Flávio Bolsonaro fala da eleição de 2026 como quem segura uma corda esticada entre duas pontas: de um lado, a própria ambição de chegar ao Planalto; do outro, a esperança de que a derrota de Lula seja o caminho para tirar o pai da prisão. Em entrevista à Folha de S.Paulo, o senador deixou claro que, para ele, as duas coisas se misturam — e muito.
Segundo Flávio, impedir a reeleição de Lula não é só uma disputa política: seria, nas palavras dele, o que pode “salvar o Brasil e salvar meu pai”. Bolsonaro cumpre pena de 27 anos e três meses por comandar uma tentativa de golpe de Estado, e o senador vê na mudança de governo a chance de rever o destino do ex-presidente — seja pela aprovação de uma anistia sem veto, seja por um indulto presidencial.

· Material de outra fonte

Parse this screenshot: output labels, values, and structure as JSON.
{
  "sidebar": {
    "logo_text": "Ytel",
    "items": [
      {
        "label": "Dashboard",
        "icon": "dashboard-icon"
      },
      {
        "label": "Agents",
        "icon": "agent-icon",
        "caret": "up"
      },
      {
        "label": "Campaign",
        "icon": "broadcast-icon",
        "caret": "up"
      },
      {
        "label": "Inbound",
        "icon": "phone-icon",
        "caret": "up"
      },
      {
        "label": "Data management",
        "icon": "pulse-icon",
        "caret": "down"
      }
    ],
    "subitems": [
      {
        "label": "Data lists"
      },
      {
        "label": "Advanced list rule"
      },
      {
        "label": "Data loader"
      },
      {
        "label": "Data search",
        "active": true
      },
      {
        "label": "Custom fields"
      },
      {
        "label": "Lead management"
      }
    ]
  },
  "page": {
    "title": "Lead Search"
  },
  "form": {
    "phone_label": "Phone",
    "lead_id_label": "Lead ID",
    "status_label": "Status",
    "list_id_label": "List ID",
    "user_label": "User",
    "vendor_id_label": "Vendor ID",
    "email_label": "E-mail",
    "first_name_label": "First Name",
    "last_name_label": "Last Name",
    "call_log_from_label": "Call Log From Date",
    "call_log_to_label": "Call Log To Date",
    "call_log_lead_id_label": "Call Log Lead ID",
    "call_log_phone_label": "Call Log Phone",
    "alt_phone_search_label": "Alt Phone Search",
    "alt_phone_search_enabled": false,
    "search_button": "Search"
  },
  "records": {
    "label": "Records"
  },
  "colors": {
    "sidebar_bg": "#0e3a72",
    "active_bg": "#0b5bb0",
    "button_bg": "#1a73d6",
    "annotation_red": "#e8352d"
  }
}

Flávio também descartou qualquer possibilidade de desistir para apoiar Tarcísio de Freitas, apesar de reconhecer a força do governador paulista. “A gente tem o direito de definir quem representa a continuidade do movimento que meu pai começou. É direito dele dizer quem prefere caso não possa concorrer. E os partidos têm direito de lançar seus nomes. Agora, precisar ficar seguindo pesquisa de A, B ou C? Não. O cenário está aí”, afirmou.
Ele ainda reforçou que sua candidatura não tem volta. Segundo ele, já não existe clima para “engolir historinha” sobre projetos de anistia considerados insuficientes. O texto em discussão no Congresso, por exemplo, deixaria Bolsonaro preso por mais dois anos — algo que Flávio trata como inaceitável. “Dentro de dois anos já tem presidente novo, Congresso novo… não preciso mais desse projeto.”
Apesar de dizer que carrega “o sangue e o sobrenome” que o distinguem dos demais pré-candidatos, o senador se apresenta como uma versão mais serena do pai. “Tenho os mesmos princípios, tenho o sangue Bolsonaro, mas ninguém é igual a ninguém. Vocês vão ver um Bolsonaro centrado, equilibrado, com opiniões próprias.”
Questionado sobre a reação negativa do mercado à sua pré-candidatura, Flávio preferiu não mandar recado: “Quero mostrar quem eu sou.”
Do jeito que se coloca, Flávio parece disputar muito mais do que uma eleição: disputa o futuro do pai, o destino do seu grupo político e a própria sobrevivência do bolsonarismo — que ele insiste em vestir como herança e missão.